I’ve seen more wineries in the last week than in all of the previous weeks I’ve been in Walla Walla. It wasn’t a lack of interest in drinking wine, really, so much as a lack of interest in standing around feeling like a fraud who knows nothing about wine. And I’m pretty sure that I know more than nothing about it—I know some of the vintages out there, I know which are my favorites, like Malbec and Pinot Noir, and which I can’t even pretend to drink, like Riesling. I even know I like California styled Pinots better than French style ones, but my intermediate knowledge pretty much ends there. For living in a winery town, I’m betting I fall in the bottom third of the resident population, somewhere above Bud Light with Lime drinker, but well, well below somineler. I’m a second or third floor tenant in the wine-consuming office tower.
So it was with a jaundiced eye—get it, cirrhosis of the liver after drinking too much—that I traipsed out to a few wineries with our friend Jody, of the beer boot fame. When I say a “few,” I mean 12. One dozen wineries in one week. There was no, unfortunately for us, baker’s dozen “bonus” winery. I suppose we could have gone to more, but Jody’s wine shipper boxes had filled up and she became loathe to entertain the notion of buying a quarter of 100 bottles. Twenty-four bottles she was fine with, but twenty-five was just right out, apparently. I appreciate a woman with good boundaries.
The wine buying experience, for me at least, is a strange combination of luxury and annoyance, pleasure and pretension. I can’t think of anything else that comes close, except playing a round of golf after vying for a decent tee time. At least I think that experience is comparable, I’ve only done the latter once, when I was 15. My point is that while I like wine, I don’t necessarily like it standing next to strangers who are also there to taste wine and who are incontrovertibly better at getting the wine pourer’s attention than I am. So I wind up standing around with an empty glass, obviously not looking Seattleish enough to convince the staff that I’m ready to buy a case of their best red table wine. This leaves me wanting for something to distract me, like pretending to see the Winery Dogs of Walla Walla book for the first time ever, or clearing out my glass with the perfect tiny dab of water.

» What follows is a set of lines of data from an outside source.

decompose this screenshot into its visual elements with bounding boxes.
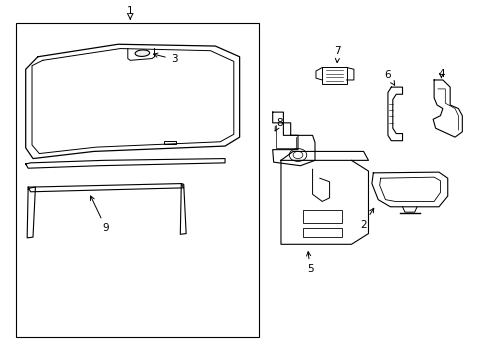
Text: 4: 4 xyxy=(437,69,444,79)
Text: 1: 1 xyxy=(127,6,133,17)
Bar xyxy=(322,67,346,84)
Bar xyxy=(16,23,259,337)
Bar xyxy=(302,228,341,237)
Ellipse shape xyxy=(135,50,149,57)
Text: 7: 7 xyxy=(334,46,341,63)
Text: 8: 8 xyxy=(275,118,282,131)
Text: 3: 3 xyxy=(153,53,177,64)
Bar xyxy=(164,141,176,144)
Text: 9: 9 xyxy=(90,196,109,233)
Text: 6: 6 xyxy=(384,69,394,85)
Text: 5: 5 xyxy=(306,252,313,274)
Bar xyxy=(302,210,341,223)
Text: 2: 2 xyxy=(360,208,373,230)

It reminds me a wee bit of high school in that jockeying for position to be cool enough way, that complete concern about one’s image that is really about insecurity and being frightened the wrong person will notice one’s lack of coolness. Because then it will be broadcast to all of one’s peers, and then one is simply Done For. I keep waiting for the moment when the Porsche-driving older guy with his rather young friends will turn to me and laugh in my face. It hasn’t happened yet, but I think I’ve dodged a bullet or two.

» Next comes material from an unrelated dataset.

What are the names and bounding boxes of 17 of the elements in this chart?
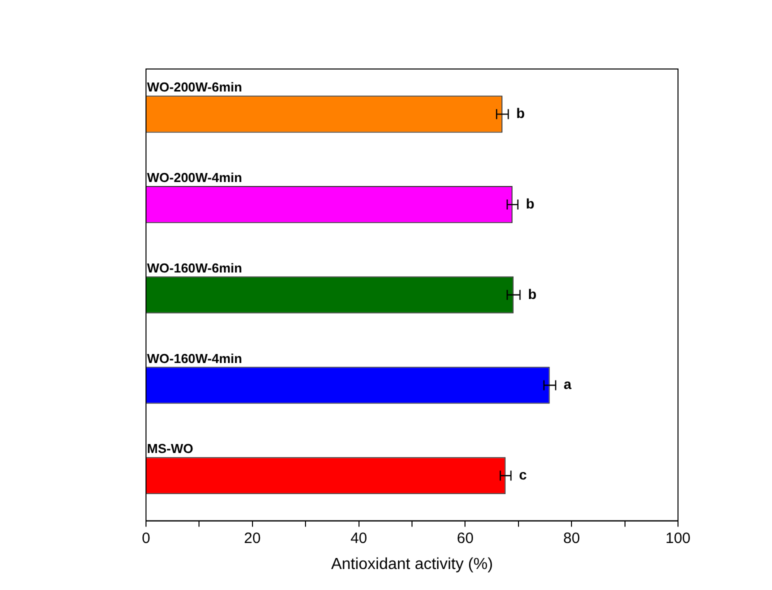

One winery on the Oregon side of the Walla Walla Valley line absolutely ignored Susanne and me several months ago, starting from one iota after they realized that we were locals. It was the snub at the dance; I could see the other patrons laughing it up, throwing their heads back, tiny tastes of wine rattling in their glasses, calling in orders for two and three cases, while I stood at the bar on the other side of the room, wondering how to make the quietest exit. As revenge, I tell people not to bother going to Zerba winery.
Walking through the wine industry with Jody, however, I had the best strategy. The girl can talk some wine. With her as the main distraction, we didn’t have any trouble making it through the flights of bottles. They could smell the money on her; it smoldered in her pocket and wafted to their wine-selling noses. Everywhere we went—L’Ecole and Cougar Crest, K, Spring Valley, Trust, I mean everywhere—she marched right in and started asking questions, started tasting, started exclaiming. There was no shrinking to this flower, and they ate it up.
I witnessed a number of excited exchanges and disagreements about wine. Whether there was a cherry on the finish, whether this beat the 2007 Dom. du Vieux Telegraphe Chateauneuf-du-Pape (note: it did not. Very little beats the 2007 Dom. du Vieux Telegraphe Chateauneuf-du-Pape, according to Jody). These were conversations 40 feet over my head. But who cared, I was getting pours! I tasted and spit, savoring when I could and moving on quickly when the wine didn’t suit me. Jody would become more and more excitable over the course of the day, until we all noted that we could use a nap.
I realized that walking into a winery with insecurity was like mounting a stallion cloaked in one’s own sense of fear. Neither experience would go well from that point. I didn’t need to worry about my class status in the winery, nor what I was projecting, I just needed to engage with the staff and enjoy the experience.
This is why having visitors from out of town is a good thing. Jody was just keeping it real.